Il est évident que cette formation de deux mémoires dont chacune exclut l’autre en totalité ou en partie ne peut pas être un fait primitif ; c’est le symptôme d’un processus morbide ; c’est l’expression psychologique d’un désordre qui reste à déterminer. Ceci nous conduit, à notre grand regret, à traiter en passant une grosse question : celle des conditions de la personnalité.

Laissons d’abord de côté l’idée d’un moi conçu comme une entité distincte des états de conscience. C’est une hypothèse inutile et contradictoire ; c’est une explication digne d’une psychologie à l’état d’enfance, qui prend pour simple ce qui paraît simple, qui invente au lieu d’expliquer. Je me rattache à l’opinion des contemporains qui voient dans la personne consciente un composé, une résultante d’états très complexes.
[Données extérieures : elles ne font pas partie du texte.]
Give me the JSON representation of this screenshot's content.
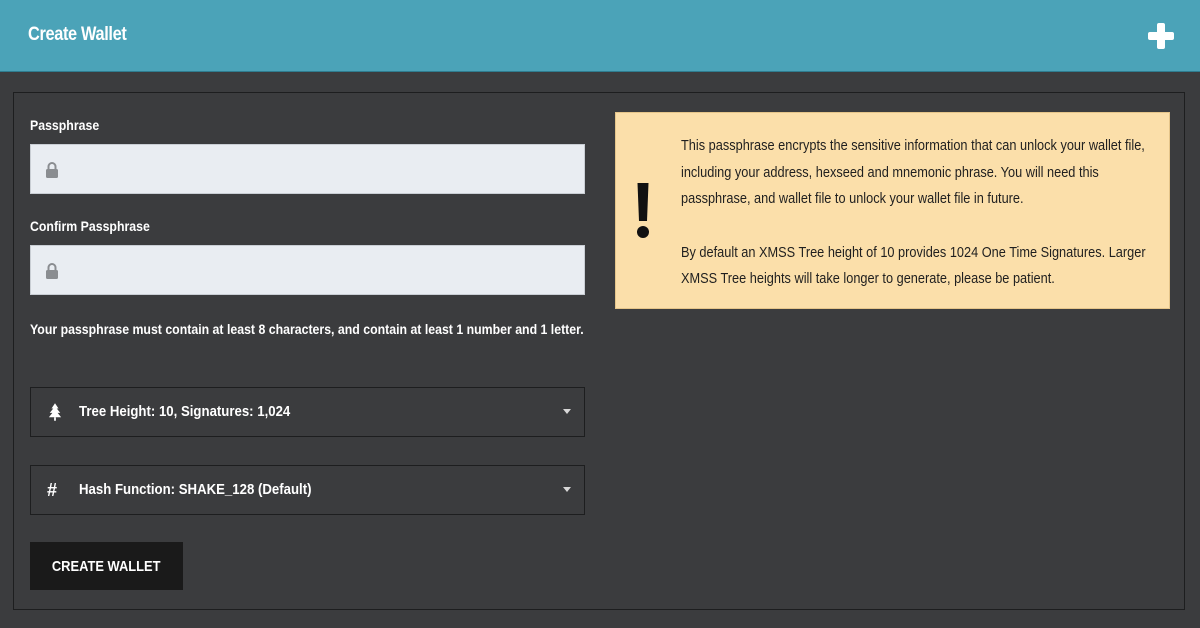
{
  "header": {
    "title": "Create Wallet",
    "add_icon": "plus-icon"
  },
  "form": {
    "passphrase_label": "Passphrase",
    "passphrase_value": "",
    "confirm_label": "Confirm Passphrase",
    "confirm_value": "",
    "lock_icon": "lock-icon",
    "hint": "Your passphrase must contain at least 8 characters, and contain at least 1 number and 1 letter.",
    "tree_height": {
      "icon": "tree-icon",
      "selected": "Tree Height: 10, Signatures: 1,024"
    },
    "hash_function": {
      "icon": "hash-icon",
      "selected": "Hash Function: SHAKE_128 (Default)"
    },
    "submit_label": "CREATE WALLET"
  },
  "info": {
    "icon": "exclamation-icon",
    "paragraph1": "This passphrase encrypts the sensitive information that can unlock your wallet file, including your address, hexseed and mnemonic phrase. You will need this passphrase, and wallet file to unlock your wallet file in future.",
    "paragraph2": "By default an XMSS Tree height of 10 provides 1024 One Time Signatures. Larger XMSS Tree heights will take longer to generate, please be patient."
  },
  "colors": {
    "header_bg": "#4ba3b8",
    "page_bg": "#3b3c3e",
    "info_bg": "#fbdfaa",
    "button_bg": "#1a1a1a",
    "input_bg": "#e9edf2"
  }
}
Le moi, tel qu’il s’apparaît à lui-même, consiste en une somme d’états de conscience. Il y en a un principal, autour duquel se groupent des états secondaires qui tendent à le supplanter et qui sont eux-mêmes poussés par d’autres états à peine conscients. L’état qui tient le premier rôle, après une lutte plus ou moins longue, fléchit, est remplacé par un autre autour duquel un groupement analogue se constitue. Le mécanisme de la conscience est comparable, sans métaphore, à celui de la vision. Dans celle-ci, il y a un point visuel qui seul donne une perception nette et précise ; autour de lui, il y a un champ visuel qui décroit en netteté et en précision à mesure qu’il s’éloigne du centre et se rapproche de la circonférence. Notre moi de chaque moment, ce présent perpétuellement renouvelé, est en grande partie alimenté par la mémoire, c’est-à-dire qu’à l’état présent s’associent d’autres états qui, rejetés et localisés dans le passé, constituent notre personne telle qu’elle s’apparait à chaque instant. En un mot, le moi peut être considéré de deux manières : ou bien sous sa forme actuelle, et alors il est la somme des états de conscience actuels ; ou bien dans sa continuité avec son passé, et alors il est formé par la mémoire suivant un mécanisme que nous avons décrit précédemment.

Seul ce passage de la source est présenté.